Why was this 1954 Corvette so good one man had to have it at any price yet its owner and builder would let it go even after putting in countless hours of work perfecting it? That is the question we're trying to answer.
Let's start with Murkijanian's process of building the car. For that, we have to go back 13 years when he first purchased the car. Actually, let's go back another year or two further to the point where Murkijanian decided to build a '54 Corvette in the first place. He was at a friend's birthday party when someone pulled up in a 1954 Corvette that was lowered and had some wheels on it. Funny story; this was the same birthday party we mentioned earlier where Murkijanian and Stevens first met.
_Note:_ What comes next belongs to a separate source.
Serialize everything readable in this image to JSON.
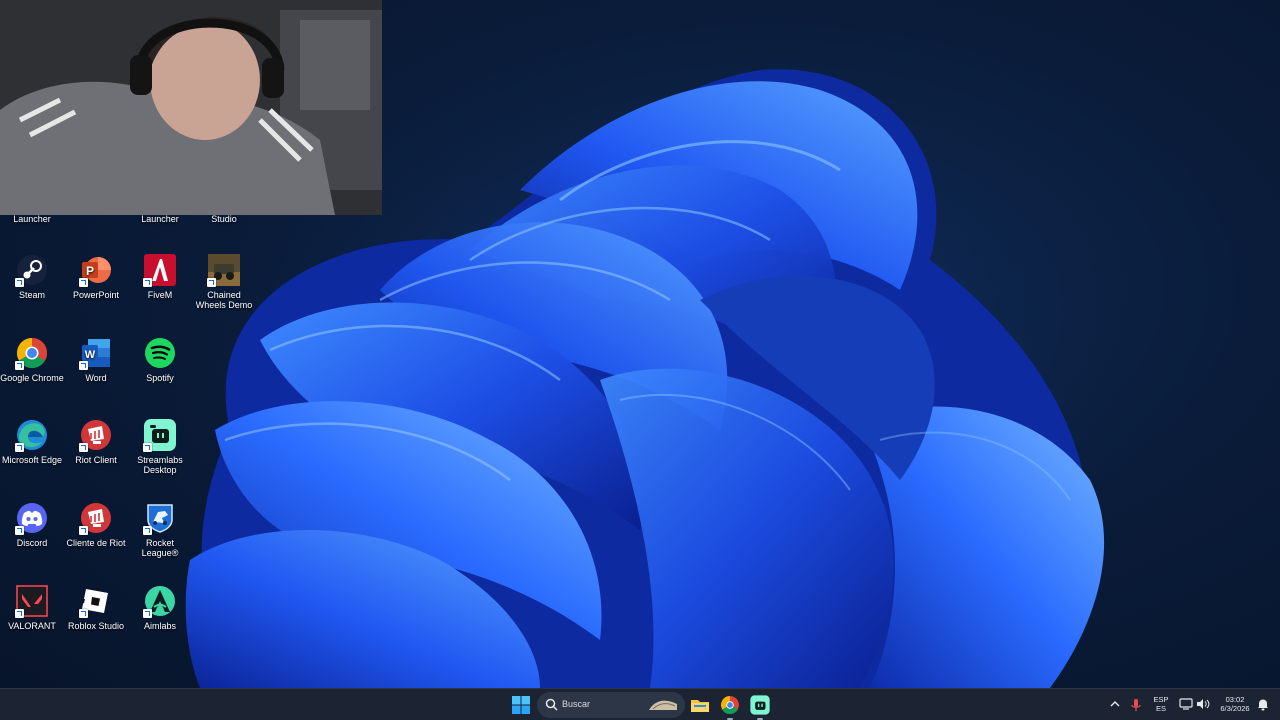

Anyways, the car looked pretty good and, at the time, '54s weren't all that desirable so Murkijanian decided a car like that would be next on his list.
When he finally got around to it, he spent six months looking for the right car to start with. What he found was a roller with no engine, no transmission, and none of the factory trim—a "basket case" according to Murkijanian. But as much of a basket case as it might have been, it had a straight body and was a good starting point for the build.
Before dropping in a powertrain or doing any suspension work, Murkijanian started by sending the Corvette off to a body shop in Downey, California, called Cardona's to have its owner, Dave Cardona, work his magic on the fiberglass. He began by skinning the whole body in fresh fiberglass, which then had to sit for nine months before making more tweaks, filling it, and then letting it sit for another nine months. The whole body and paint process was by far the most strenuous part of the build, according to Murkijanian. But eventually, the early C1 Corvette was ready for paint. He decided black was the color this car would wear, so Cardona sprayed the car in a single stage black urethane from Glasurit. "The paintjob is probably the nicest paintjob you'll ever see on a '54 Corvette," Murkijanian told us, "hands down—everybody says that."
A few other exterior modifications were made to the Corvette, but what was altered was done to perfection. Some changes that stand out include acrylic covers for the headlights along with 1953 Buick taillights. Murkijanian also spent an ungodly amount of time grinding the stock bumpers. Since 1953-'55 Corvette bumpers were basically slapped on as decoration, they didn't really fit all that great. Or, in Murkijanian's words, "The fit was terrible." Once he got them to line up just right, he had the bumpers and other trim sent over to Artistic Silver Plating in Signal Hill, California, to be re-chromed. The end result was undoubtedly better than stock.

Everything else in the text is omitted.